Build tight seccomp and AppArmor/SELinux profiles that shrink a container's kernel attack surface — restricting syscalls, file paths, and capabilities to only what the workload provably needs.

Target user
Engineers hardening container and host runtime confinement
Difficulty
Advanced
Tools
Claude, ChatGPT

The prompt

You are a Linux runtime-confinement expert who builds least-privilege seccomp and LSM (AppArmor/SELinux) profiles that survive production without spurious denials.

I will provide:
- The workload (language/runtime, what it does, container image)
- Platform (Docker, containerd, Kubernetes) and orchestrator confinement options
- Current profile (often RuntimeDefault or unconfined) and any past breakage
- Whether I can run a profiling/learning phase in staging

Your job:

1. **Threat framing** — explain what seccomp blocks (kernel syscall surface → container-escape and privilege-escalation paths) vs what AppArmor/SELinux blocks (file, capability, network mediation). Clarify they're complementary, not redundant.

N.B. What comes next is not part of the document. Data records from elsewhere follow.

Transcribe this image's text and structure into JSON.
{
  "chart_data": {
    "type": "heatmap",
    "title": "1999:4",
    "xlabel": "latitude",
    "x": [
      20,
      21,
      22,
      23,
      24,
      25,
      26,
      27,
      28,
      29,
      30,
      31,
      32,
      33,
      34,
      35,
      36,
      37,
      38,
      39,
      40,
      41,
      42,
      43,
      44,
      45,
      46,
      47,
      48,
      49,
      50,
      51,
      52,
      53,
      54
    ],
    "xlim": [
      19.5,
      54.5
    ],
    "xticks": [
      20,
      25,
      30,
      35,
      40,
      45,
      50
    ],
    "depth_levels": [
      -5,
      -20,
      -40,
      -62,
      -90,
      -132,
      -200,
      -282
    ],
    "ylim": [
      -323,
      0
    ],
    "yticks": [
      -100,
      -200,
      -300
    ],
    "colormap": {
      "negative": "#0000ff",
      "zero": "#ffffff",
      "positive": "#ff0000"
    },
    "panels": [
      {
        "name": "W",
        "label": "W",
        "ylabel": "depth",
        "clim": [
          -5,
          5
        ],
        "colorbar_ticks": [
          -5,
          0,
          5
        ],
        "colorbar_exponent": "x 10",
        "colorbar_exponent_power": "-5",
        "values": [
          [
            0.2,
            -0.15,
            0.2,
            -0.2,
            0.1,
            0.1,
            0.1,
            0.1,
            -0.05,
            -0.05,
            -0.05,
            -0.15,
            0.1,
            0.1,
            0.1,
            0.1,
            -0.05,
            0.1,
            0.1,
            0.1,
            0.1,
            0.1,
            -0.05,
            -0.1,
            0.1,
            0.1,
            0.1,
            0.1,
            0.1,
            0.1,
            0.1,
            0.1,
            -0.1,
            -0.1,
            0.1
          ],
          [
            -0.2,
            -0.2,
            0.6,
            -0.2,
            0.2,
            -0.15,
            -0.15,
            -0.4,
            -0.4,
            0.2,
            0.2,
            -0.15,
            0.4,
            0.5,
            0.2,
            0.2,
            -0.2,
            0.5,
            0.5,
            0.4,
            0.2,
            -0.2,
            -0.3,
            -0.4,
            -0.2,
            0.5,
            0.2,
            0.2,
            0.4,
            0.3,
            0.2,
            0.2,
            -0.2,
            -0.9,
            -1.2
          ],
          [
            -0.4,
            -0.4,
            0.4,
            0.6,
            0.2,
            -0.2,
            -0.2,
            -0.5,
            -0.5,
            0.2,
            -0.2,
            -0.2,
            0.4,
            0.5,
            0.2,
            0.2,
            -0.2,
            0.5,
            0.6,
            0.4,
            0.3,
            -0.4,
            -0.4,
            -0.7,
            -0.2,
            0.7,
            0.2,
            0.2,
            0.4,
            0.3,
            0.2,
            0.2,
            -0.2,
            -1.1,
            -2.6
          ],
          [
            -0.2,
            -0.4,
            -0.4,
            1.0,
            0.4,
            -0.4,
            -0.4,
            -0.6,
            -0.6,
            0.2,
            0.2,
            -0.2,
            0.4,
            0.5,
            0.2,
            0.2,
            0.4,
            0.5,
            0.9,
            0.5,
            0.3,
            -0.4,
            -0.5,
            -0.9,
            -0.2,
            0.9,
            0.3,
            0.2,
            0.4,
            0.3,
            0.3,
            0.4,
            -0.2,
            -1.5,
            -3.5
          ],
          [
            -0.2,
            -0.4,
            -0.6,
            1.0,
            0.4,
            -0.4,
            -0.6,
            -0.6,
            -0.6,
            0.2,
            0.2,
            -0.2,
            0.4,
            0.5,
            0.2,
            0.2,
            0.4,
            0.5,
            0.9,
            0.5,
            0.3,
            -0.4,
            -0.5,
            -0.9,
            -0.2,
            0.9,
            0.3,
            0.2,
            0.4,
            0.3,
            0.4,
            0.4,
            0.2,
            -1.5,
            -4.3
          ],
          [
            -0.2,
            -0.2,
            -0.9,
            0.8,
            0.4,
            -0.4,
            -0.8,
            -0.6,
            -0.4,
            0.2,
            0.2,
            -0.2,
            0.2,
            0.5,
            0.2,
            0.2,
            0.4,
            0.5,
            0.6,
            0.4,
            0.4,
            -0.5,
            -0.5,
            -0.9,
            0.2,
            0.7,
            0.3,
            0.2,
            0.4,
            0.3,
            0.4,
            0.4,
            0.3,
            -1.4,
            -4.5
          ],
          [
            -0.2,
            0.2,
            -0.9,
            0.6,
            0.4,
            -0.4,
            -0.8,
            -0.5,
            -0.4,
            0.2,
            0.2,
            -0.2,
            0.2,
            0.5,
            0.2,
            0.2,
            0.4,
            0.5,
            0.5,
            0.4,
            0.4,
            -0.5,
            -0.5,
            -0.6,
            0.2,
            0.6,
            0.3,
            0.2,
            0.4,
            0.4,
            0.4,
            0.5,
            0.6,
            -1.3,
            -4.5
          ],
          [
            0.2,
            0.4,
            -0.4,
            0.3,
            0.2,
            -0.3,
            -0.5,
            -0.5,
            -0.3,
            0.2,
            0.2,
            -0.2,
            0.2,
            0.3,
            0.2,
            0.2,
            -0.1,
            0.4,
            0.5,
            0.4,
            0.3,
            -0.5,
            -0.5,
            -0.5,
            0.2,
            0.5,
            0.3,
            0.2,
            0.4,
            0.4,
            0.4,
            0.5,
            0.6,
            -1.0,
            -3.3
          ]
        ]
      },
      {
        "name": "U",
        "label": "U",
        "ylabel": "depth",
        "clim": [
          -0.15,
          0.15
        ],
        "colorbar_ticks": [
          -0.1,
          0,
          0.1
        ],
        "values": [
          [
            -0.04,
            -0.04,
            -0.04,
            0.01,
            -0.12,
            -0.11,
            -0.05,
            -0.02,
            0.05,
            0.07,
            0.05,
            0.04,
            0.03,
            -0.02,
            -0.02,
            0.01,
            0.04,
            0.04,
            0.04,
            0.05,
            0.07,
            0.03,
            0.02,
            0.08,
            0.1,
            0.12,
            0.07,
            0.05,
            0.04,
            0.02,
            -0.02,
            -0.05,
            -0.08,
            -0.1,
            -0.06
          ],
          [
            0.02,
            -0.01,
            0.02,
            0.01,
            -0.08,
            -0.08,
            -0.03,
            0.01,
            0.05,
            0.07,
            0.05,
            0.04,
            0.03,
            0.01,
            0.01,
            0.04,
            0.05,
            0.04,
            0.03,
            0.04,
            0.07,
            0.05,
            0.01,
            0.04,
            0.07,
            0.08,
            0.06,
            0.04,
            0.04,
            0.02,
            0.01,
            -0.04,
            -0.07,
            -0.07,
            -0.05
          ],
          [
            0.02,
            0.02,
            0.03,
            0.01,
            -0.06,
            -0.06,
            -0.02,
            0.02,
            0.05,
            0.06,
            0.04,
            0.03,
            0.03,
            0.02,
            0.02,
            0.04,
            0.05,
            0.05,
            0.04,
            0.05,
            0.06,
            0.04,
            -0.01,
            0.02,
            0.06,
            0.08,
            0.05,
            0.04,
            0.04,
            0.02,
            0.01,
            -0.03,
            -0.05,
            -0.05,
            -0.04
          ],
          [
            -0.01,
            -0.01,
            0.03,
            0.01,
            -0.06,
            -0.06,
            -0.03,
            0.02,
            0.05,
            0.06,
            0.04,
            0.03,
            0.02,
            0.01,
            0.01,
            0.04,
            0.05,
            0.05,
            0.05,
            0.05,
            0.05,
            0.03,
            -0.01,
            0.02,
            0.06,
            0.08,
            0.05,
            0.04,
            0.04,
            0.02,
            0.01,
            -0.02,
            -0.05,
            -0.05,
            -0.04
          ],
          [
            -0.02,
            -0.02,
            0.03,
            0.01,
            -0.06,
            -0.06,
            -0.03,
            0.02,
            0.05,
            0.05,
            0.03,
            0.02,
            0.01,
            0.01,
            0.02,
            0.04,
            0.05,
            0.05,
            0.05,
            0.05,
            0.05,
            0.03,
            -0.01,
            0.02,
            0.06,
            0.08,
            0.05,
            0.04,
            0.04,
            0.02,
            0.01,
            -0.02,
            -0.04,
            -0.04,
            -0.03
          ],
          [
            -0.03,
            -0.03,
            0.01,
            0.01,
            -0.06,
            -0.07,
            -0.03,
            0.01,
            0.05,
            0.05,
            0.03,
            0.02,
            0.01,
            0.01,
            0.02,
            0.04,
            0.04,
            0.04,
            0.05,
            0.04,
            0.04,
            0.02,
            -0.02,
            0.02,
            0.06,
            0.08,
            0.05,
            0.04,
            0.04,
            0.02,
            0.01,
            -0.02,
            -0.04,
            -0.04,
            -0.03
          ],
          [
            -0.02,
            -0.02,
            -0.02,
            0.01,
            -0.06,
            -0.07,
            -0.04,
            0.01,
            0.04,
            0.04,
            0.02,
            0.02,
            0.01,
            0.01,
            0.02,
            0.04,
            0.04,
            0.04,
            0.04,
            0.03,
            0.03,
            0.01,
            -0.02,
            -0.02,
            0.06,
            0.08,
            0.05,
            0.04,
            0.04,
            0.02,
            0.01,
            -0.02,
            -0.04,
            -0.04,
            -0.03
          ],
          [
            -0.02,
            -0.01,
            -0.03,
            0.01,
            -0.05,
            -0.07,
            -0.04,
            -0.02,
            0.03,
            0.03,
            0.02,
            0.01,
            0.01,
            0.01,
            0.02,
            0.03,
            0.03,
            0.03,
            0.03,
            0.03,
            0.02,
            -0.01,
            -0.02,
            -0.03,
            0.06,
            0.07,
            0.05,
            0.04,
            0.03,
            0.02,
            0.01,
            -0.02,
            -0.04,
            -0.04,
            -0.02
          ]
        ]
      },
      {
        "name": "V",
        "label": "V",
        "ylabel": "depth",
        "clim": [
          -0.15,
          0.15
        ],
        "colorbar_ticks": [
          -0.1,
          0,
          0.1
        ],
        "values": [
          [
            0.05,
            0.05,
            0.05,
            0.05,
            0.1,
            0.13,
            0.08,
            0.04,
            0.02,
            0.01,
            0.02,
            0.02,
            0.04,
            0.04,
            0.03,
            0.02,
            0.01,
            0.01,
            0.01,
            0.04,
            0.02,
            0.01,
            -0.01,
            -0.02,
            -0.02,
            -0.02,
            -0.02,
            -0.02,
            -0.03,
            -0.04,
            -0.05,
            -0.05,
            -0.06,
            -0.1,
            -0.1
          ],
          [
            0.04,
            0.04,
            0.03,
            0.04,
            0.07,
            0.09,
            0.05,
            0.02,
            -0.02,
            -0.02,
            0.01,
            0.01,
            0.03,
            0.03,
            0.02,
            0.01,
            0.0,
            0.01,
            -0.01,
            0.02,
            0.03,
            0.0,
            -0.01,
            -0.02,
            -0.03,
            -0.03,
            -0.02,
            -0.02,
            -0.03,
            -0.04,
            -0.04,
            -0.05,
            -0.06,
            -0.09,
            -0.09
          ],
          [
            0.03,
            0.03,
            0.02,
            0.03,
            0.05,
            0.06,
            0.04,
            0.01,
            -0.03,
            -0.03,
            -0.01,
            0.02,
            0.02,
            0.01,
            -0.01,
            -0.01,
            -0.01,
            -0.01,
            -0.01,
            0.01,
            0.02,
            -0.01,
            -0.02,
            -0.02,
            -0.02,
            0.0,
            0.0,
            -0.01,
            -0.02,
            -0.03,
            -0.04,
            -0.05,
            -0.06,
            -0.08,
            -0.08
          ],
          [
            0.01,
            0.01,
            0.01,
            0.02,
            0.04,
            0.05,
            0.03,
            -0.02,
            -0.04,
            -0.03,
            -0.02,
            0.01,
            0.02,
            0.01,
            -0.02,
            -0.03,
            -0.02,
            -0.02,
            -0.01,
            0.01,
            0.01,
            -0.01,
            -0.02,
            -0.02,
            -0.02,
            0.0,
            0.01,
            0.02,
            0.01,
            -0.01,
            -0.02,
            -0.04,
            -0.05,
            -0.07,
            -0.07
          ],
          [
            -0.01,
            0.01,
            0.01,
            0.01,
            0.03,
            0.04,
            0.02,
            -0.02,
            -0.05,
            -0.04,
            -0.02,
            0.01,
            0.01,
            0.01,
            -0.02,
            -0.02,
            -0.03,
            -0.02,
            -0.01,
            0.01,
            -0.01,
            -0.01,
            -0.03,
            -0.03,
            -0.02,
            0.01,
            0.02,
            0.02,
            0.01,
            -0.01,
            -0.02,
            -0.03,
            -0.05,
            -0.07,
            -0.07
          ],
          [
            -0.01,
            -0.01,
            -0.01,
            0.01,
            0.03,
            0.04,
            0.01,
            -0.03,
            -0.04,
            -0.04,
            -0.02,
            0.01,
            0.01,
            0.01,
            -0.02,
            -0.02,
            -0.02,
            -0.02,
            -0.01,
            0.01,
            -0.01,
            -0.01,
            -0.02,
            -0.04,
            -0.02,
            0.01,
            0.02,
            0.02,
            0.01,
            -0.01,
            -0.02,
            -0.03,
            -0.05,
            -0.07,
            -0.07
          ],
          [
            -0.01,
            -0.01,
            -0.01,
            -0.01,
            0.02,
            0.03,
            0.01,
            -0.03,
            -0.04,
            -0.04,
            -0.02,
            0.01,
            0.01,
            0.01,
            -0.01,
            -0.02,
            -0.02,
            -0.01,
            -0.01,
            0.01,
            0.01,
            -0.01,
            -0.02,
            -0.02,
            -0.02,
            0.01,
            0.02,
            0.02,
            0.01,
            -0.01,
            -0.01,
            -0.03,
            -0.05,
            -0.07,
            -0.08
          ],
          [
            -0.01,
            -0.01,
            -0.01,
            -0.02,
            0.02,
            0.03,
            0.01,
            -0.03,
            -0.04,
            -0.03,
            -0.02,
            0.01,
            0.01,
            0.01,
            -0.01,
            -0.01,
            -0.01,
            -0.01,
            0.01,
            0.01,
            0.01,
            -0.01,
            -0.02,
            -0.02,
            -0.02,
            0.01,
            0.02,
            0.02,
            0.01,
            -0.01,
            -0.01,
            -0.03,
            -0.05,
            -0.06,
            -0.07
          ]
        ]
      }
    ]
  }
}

2. **Baseline** — confirm whether I'm even on RuntimeDefault seccomp (many clusters run Unconfined). Quantify the difference: RuntimeDefault already blocks dangerous syscalls; a custom profile goes tighter.

3. **Learn the real syscall set** — recommend a capture method (strace -f -c, seccomp audit/log mode, falco/Inspektor Gadget) in staging under realistic load. Stress that a profile built from one run misses cold-path syscalls (startup, error handling, signals).

4. **Author the seccomp profile** — produce a JSON profile with a default action of SCMP_ACT_ERRNO and an explicit allowlist; keep the syscalls runtimes truly need. Call out commonly forgotten ones (futex, epoll, clone3, rseq) and warn that over-tightening causes crash loops.

5. **AppArmor/SELinux profile** — author a complementary profile restricting file paths, mount, ptrace, raw sockets, and capabilities to the minimum. Show the deny-by-default structure.

6. **Wire into the platform** — show the Kubernetes securityContext seccompProfile (Localhost), AppArmor annotation/field, and how to distribute the profile to nodes (Security Profiles Operator vs DaemonSet).

7. **Roll out safely** — log/complain mode first, watch denials, then enforce. Give the rollback path and how to alert on new denials post-enforcement.

Output: (a) the seccomp JSON, (b) the AppArmor/SELinux profile, (c) the securityContext/annotations to apply, (d) a profiling + complain-then-enforce rollout plan, (e) a denial-monitoring rule.

Bias toward: default-deny with explicit allowlists, profiling cold paths, complain-before-enforce, and dropping all capabilities you can't justify.